Submission on PUB00505: Income tax – deductibility of repairs and maintenance expenditure – general principles
CA ANZ’s feedback on the draft interpretation statement and fact sheet.
This interpretation statement considers the general principles governing the income tax treatment of expenditure taxpayers incur in carrying out work on tangible property they use in a business or income-earning activity. It updates the Commissioner’s guidance from 2012 guidance with the same name (IS 12/03). IS 12/03 is widely used and often referenced in other guidance. Since depreciation is no longer allowed for buildings, it is now more important to correctly characterise repairs and maintenance expenditure.

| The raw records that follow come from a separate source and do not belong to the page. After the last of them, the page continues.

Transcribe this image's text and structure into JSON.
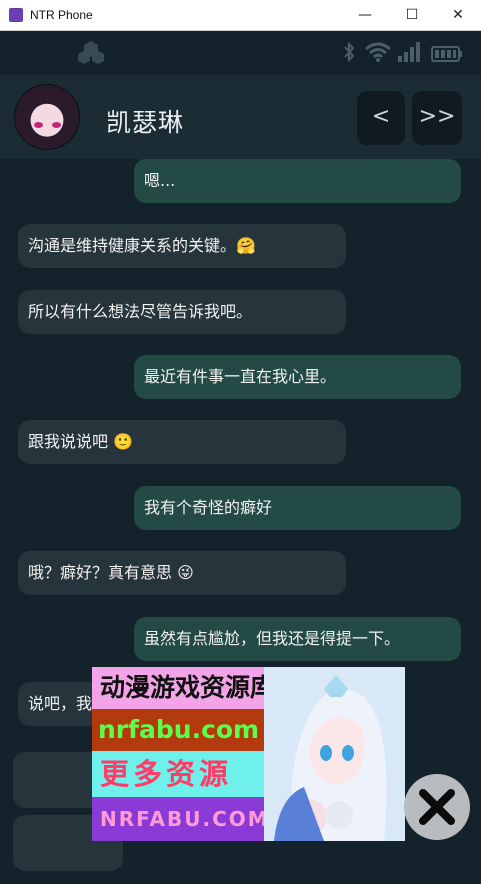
{
  "window": {
    "title": "NTR Phone",
    "minimize_symbol": "—",
    "maximize_symbol": "☐",
    "close_symbol": "✕"
  },
  "statusbar": {
    "icons": [
      "logo-icon",
      "bluetooth-icon",
      "wifi-icon",
      "signal-icon",
      "battery-icon"
    ]
  },
  "contact": {
    "name": "凯瑟琳",
    "prev_label": "<",
    "next_label": ">>"
  },
  "messages": [
    {
      "from": "me",
      "text": "嗯..."
    },
    {
      "from": "them",
      "text": "沟通是维持健康关系的关键。",
      "emoji": "🤗"
    },
    {
      "from": "them",
      "text": "所以有什么想法尽管告诉我吧。"
    },
    {
      "from": "me",
      "text": "最近有件事一直在我心里。"
    },
    {
      "from": "them",
      "text": "跟我说说吧",
      "emoji": "🙂"
    },
    {
      "from": "me",
      "text": "我有个奇怪的癖好"
    },
    {
      "from": "them",
      "text": "哦？癖好？真有意思",
      "emoji": "😜"
    },
    {
      "from": "me",
      "text": "虽然有点尴尬，但我还是得提一下。"
    },
    {
      "from": "them",
      "text": "说吧，我"
    }
  ],
  "ad": {
    "line1": "动漫游戏资源库",
    "line2": "nrfabu.com",
    "line3": "更多资源",
    "line4": "NRFABU.COM"
  },
  "colors": {
    "background": "#13222b",
    "incoming_bubble": "#26343c",
    "outgoing_bubble": "#234a44",
    "header": "#1b2c34"
  }
}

Although the Commissioner’s interpretation has not changed, the 2012 statement has been revised to reflect recent legal developments, improve clarity and reflect a more modern format. The structure, diagrams, and wording have been updated to improve readability. The examples have been updated and four new examples added.
In CA ANZ’s view, the item is likely to be well received, notwithstanding that some outcomes may appear counter-intuitive in practice. While the guidance is comprehensive and detailed, the accompanying fact sheet is clear and concise and should prove particularly useful for practitioners.
CA ANZ comments on two specific areas, including damage following a significant event and leaky buildings and provides suggestions for further improvement.